A 18 de Março, alguns dias após outro grande assalto a Melilla, os dois países anunciaram a sua reconciliação à custa de uma reviravolta histórica de Madrid, que quebrou com a sua neutralidade para apoiar o plano de autonomia marroquina.

A contraparte foi vista na sexta-feira, 24 de Junho, às portas de Melilla. O que aconteceu ilustra tanto o cinismo de Marrocos, pronto a fazer tudo para alcançar o seu projecto colonialista no Sahara, como da Europa, ansiosa por ter as suas fronteiras guardadas por outros, “sem sujar as suas mãos”.

“Marrocos permite-se certas coisas que não seriam aceitáveis em Espanha”, resumiu correctamente o presidente da câmara do enclave espanhol.

“A principal causa desta catástrofe é a política migratória levada a cabo pela União Europeia em cooperação com Marrocos”, afirmou a Associação Marroquina para os Direitos do Homem.

Para além deste arranjo e do drama que se seguiu, algumas reacções ouvidas na Europa são também chocantes.
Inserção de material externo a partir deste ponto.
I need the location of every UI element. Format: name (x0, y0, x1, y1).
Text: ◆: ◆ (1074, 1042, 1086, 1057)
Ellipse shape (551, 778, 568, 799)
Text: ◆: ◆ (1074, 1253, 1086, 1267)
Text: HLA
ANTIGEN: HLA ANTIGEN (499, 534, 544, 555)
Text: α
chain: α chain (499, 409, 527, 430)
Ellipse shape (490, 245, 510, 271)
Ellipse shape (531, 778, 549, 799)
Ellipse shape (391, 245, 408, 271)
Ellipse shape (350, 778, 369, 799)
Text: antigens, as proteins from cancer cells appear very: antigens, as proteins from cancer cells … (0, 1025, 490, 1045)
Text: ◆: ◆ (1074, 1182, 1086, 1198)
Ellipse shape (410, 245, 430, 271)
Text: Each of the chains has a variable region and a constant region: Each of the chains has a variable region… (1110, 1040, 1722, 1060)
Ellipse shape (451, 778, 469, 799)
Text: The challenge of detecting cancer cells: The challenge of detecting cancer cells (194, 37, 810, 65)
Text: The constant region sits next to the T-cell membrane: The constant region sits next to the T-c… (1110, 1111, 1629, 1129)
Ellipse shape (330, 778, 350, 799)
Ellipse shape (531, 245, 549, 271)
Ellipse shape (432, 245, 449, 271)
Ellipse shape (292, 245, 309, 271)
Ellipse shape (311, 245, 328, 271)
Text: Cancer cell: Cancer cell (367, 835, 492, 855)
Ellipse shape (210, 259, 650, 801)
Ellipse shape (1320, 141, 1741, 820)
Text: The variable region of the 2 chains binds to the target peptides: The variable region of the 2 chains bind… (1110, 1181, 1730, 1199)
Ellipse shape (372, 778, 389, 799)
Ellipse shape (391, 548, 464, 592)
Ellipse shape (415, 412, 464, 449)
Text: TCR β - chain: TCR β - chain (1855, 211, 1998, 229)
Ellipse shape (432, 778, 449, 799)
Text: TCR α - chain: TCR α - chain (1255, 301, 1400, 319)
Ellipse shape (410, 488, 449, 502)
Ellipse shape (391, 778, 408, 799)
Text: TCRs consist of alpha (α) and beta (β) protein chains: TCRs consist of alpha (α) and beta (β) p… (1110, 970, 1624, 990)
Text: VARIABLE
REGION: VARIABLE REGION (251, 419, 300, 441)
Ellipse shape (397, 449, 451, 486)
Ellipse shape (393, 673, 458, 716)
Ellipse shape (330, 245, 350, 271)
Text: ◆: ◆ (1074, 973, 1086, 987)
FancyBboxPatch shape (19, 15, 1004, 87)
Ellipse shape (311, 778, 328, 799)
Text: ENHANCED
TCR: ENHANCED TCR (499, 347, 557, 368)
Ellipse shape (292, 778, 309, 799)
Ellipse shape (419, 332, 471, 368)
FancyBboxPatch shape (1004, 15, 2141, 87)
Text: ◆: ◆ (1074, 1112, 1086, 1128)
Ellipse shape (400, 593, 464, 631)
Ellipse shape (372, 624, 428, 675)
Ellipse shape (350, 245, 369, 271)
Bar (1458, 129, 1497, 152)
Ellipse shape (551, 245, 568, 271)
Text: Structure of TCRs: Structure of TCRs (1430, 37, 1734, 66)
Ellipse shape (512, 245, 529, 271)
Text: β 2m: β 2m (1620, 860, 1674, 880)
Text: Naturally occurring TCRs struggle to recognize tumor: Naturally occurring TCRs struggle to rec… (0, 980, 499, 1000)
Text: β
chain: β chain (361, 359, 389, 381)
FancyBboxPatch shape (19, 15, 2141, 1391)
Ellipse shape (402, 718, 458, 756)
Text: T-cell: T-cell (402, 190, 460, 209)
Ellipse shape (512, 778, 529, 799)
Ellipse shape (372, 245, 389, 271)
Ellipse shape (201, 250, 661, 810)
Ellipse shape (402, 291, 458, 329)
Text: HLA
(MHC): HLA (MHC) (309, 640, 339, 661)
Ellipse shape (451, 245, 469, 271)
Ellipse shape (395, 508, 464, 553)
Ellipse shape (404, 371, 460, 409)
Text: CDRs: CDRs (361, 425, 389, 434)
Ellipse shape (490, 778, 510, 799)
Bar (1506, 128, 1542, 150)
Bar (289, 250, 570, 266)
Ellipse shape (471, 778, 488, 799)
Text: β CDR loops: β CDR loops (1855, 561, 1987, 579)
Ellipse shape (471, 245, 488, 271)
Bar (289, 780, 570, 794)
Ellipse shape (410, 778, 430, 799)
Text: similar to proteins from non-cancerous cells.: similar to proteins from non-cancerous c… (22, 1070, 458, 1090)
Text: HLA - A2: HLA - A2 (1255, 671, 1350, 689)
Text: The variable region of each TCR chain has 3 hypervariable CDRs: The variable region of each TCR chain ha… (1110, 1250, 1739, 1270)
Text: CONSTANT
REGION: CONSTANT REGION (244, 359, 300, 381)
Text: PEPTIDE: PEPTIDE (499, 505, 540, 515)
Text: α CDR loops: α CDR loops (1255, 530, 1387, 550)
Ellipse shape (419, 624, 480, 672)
A começar pelo do presidente do governo espanhol, Pedro Sanchez, que ilibou completamente os seus novos amigos marroquinos.

“A gendarmerie marroquina tinha trabalhado em coordenação com as forças de segurança espanholas para repelir o violento assalto a que assistimos (…) Se alguém é responsável pelo que aconteceu na fronteira, são as máfias que traficam seres humanos”, disse Sanchez, sem sequer uma palavra de pesar pelas vidas humanas perdidas.

Embora os governos europeus tenham permanecido em silêncio, as correntes de extrema-direita estão a gritar “invasão”. Este tipo de evento é uma dádiva de Deus para os racistas da Europa.